Experts state that most women today do not obtain enough dietary calcium to maintain strong bones and prevent osteoporosis. Calcium is an essential mineral for our bodies, and the strength of our bones and teeth depends on getting enough.

It is especially important to have an adequate intake during the first twenty eight years of our lives, when our bones reach their peak density and our body’s stores of this mineral are laid down. If not, later in life we will be at risk for osteoporosis (thinning and decreased density of the bones). This is one reason why postmenopausal women also need extra calcium, to prevent this disease characterized by brittle bones that break easily.

How Much is Enough?

Our dietary calcium needs change during different stages in our life.

Here is a chart of how our needs change:*

Age _________________Calcium Intake/Day

9 to 18 ______________________1200-1500 mg./day

18 to 50______________________1,000 mg./day

Pregnancy/breastfeeding________1,200 mg./day_

51 and up_____________________1,000-1,500mg./day

*Table based on the NIH panel recommendations for calcium intake for women

Calcium needs are high during adolescence, when bones are growing and bone mass is increasing at a rapid rate. This bone mass will continue to increase until the late twenties in young women, when bone mass peaks.

Pregnancy is another time when calcium needs go up, since the unborn baby is forming bones and teeth. If the pregnant mother doesn’t get enough calcium, the baby will take it from the mother’s stores, including her bones and teeth. This is one reason that a pregnant mother needs at least 1,200 mg of calcium a day.

During Lactation (breastfeeding) calcium needs continue to be high, since the body is storing calcium to produce breast milk. A nursing mother also needs at least 1,200 mg/day of calcium.

How to Get Calcium

Food is the best source of calcium, and is superior to supplements. Dairy products are especially rich in calcium. If calories are a concern, low-fat dairy products contain just as much calcium as regular fat ones, but with fewer calories.

Below is a table with a listing of the calcium content of some foods to help you understand which are good choices.

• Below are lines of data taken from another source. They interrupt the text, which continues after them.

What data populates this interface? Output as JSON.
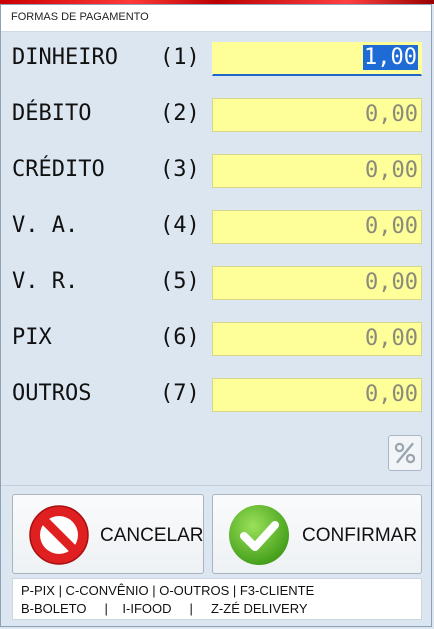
{
  "window": {
    "title": "FORMAS DE PAGAMENTO"
  },
  "payments": [
    {
      "label": "DINHEIRO",
      "key": "(1)",
      "value": "1,00"
    },
    {
      "label": "DÉBITO",
      "key": "(2)",
      "value": "0,00"
    },
    {
      "label": "CRÉDITO",
      "key": "(3)",
      "value": "0,00"
    },
    {
      "label": "V. A.",
      "key": "(4)",
      "value": "0,00"
    },
    {
      "label": "V. R.",
      "key": "(5)",
      "value": "0,00"
    },
    {
      "label": "PIX",
      "key": "(6)",
      "value": "0,00"
    },
    {
      "label": "OUTROS",
      "key": "(7)",
      "value": "0,00"
    }
  ],
  "percent_button": {
    "icon": "percent-icon"
  },
  "buttons": {
    "cancel": {
      "label": "CANCELAR",
      "icon": "prohibited-icon",
      "color": "#e02020"
    },
    "confirm": {
      "label": "CONFIRMAR",
      "icon": "checkmark-icon",
      "color": "#5cb82a"
    }
  },
  "shortcuts": {
    "line1": "P-PIX | C-CONVÊNIO | O-OUTROS | F3-CLIENTE",
    "line2": "B-BOLETO     |    I-IFOOD     |     Z-ZÉ DELIVERY"
  },
  "colors": {
    "field_bg": "#ffff99",
    "selection": "#1e6bd6",
    "window_bg": "#dce6f1"
  }
}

By choosing several servings of calcium rich food each day, most women can get adequate calcium.

Getting the calcium you need*

Food____________________ Calcium

1 cup skim milk________________300 mg

1 cup yogurt _________________400 mg

1 ounce cheese_______________200 mg

1 cup cooked broccoli__________150 mg

1 cup raw spinach_____________100 mg

1/2 cup tofu__________________100 mg

3 oz shellfish__________________100 mg

1 cup kidney, navy beans_______100 mg

*Table Source: Adapted from UPHS Penn Health

Calcium Supplements

Some women also take a calcium supplement to increase their intake. Recent studies show that our bodies can only absorb a certain amount of calcium at one time, so “more” isn’t always “better”. If you decide to take a supplement, smaller doses (of 500 mg. or less) taken several times a day with food are better than one larger dose since the body can’t absorb more than 500 mg of elemental calcium at a time

It is important to avoid supplements that contain bone meal, oyster shell, or dolomite, since those can contain trace amounts of lead, mercury, arsenic, and other toxic metals.

Calcium citrate malate supplements are best absorbed. Calcium carbonate is slightly less absorbed, but is more concentrated and less expensive. Calcium supplements of any type are better absorbed if they are taken with food.

Magnesium (500 mg./day) and vitamin D (400 IU/day ) are also important to promote calcium absorption. Vitamin D is manufactured by the skin through exposure to sunlight (about 15 minutes two to three times a week), or from dietary sources such as fatty fish oils, egg yolks, and liver. Studies have shown that vitamin D levels are lower in the elderly and the homebound than in younger people, so this can become an issue for the aging person.

Lactose Intolerance

One problem that can interfere with getting enough dietary calcium is lactose intolerance. This is caused by a deficiency in the lactase enzyme, which breaks milk sugar down into simpler sugars. The symptoms can include intestinal gas, bloating, or diarrhea.

If you are lactose intolerant, you can get dietary calcium from foods such as fortified juices, cereals, and soy milk. Plant sources of calcium do not contain lactose. Good plant sources of calcium include dark green vegetables, brocolli, and cooked, dried peas and beans.